Electrosurgery techniques have been used to contract collagen fibers in soft tissue. These techniques typically involve the application of radio frequency (RF) energy to soft collagen tissue to contract and restrict the tissue elasticity. U.S. Pat. No. 6,159,194 to Eggers et al., describes electrosurgical apparatus and methods for inducing tissue contraction while limiting the thermal damage to tissue adjacent to and underlying the treatment site.
U.S. Pat. No. 6,148,232 to Avrahami, which is incorporated herein by reference, describes a device for ablating the stratum corneum of a subject. The device includes a plurality of electrodes, which are applied at respective points on skin of a subject. A power source applies electrical energy between two or more of the electrodes to cause ablation of distinct regions of the stratum corneum (SC), primarily beneath the respective electrodes, and to generate micro-channels. Various techniques for limiting ablation to the stratum corneum are described, including spacing of the electrodes and monitoring the electrical resistance of skin between adjacent electrodes. U.S. Pat. Nos. 6,597,946; 6,611,706; 6,708,060; and 6,711,435 to Avrahami, all assigned to the applicant of the present application and incorporated herein by reference, disclose additional devices for ablating the stratum corneum and generating micro-channels so as to facilitate transdermal passage of substances through the skin. The devices are aimed at reducing sensation and minimizing damage to skin underlying the stratum corneum during micro-channel generation.

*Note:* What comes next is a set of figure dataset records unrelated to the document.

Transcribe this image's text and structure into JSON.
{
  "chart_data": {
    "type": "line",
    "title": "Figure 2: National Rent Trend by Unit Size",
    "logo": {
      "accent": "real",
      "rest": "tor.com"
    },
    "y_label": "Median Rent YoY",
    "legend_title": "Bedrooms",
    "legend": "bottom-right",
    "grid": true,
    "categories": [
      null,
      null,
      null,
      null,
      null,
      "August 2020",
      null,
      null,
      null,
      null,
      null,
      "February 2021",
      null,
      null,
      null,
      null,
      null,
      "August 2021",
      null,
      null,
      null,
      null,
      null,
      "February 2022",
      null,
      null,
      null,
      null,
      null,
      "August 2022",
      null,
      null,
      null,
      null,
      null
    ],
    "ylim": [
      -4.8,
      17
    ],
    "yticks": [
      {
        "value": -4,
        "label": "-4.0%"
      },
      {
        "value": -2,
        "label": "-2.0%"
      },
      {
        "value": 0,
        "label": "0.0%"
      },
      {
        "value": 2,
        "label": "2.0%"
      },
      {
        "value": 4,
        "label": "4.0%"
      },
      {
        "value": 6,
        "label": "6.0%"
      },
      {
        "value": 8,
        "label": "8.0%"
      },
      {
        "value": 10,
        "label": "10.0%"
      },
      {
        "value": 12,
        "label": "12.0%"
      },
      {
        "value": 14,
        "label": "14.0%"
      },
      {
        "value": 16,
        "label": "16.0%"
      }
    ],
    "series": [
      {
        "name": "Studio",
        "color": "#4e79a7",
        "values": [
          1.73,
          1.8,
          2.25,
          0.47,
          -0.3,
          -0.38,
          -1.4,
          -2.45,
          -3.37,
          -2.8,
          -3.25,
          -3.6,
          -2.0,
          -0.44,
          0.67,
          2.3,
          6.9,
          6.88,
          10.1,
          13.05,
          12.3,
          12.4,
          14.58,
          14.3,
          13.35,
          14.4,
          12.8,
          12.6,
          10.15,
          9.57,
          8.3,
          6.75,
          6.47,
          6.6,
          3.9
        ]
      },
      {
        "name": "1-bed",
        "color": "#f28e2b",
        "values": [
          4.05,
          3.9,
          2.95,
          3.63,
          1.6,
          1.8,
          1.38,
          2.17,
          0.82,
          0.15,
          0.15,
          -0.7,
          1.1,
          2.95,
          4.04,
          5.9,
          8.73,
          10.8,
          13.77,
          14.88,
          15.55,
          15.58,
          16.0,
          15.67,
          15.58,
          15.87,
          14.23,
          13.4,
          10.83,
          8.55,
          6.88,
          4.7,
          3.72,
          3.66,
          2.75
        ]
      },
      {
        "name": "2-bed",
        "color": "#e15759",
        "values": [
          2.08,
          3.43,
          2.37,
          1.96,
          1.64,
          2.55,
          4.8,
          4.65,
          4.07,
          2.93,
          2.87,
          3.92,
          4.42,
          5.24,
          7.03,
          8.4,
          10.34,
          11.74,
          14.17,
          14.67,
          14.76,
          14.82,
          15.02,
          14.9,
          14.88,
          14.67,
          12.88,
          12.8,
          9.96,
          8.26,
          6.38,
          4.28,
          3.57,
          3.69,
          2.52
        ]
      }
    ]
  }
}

WO 2004/039426; WO 2004/039427; and WO 2004/039428, all assigned to the applicant of the present application and incorporated herein by reference, disclose systems and methods for transdermal delivery of pharmaceutical agents. Specifically disclosed are hydrophilic anti-emetic agents, therapeutic agents from patches comprising dried compositions, and pharmaceutical compositions comprising water-insoluble drugs and carrier molecules, which enhance the solubility of the drugs in aqueous solutions.
There is still a recognized need for, and it would be highly advantageous to have a system and methods for efficient intradermal or transdermal delivery of cosmetic agents, which enhance the penetration of the cosmetic agents into skin and increase their bioavailability. As many chemical agents useful for treating skin conditions have limited efficacy due to their poor solubility in aqueous-based cosmetic compositions or to significant oxidation, and as skin is a barrier normally impermeable to water soluble or hydrophilic agents, there is still an unmet need for a system and methods for administering cosmetic agents, which system and methods overcome the major drawbacks of the presently known treatments and improve dramatically the efficacy of cosmetic agents.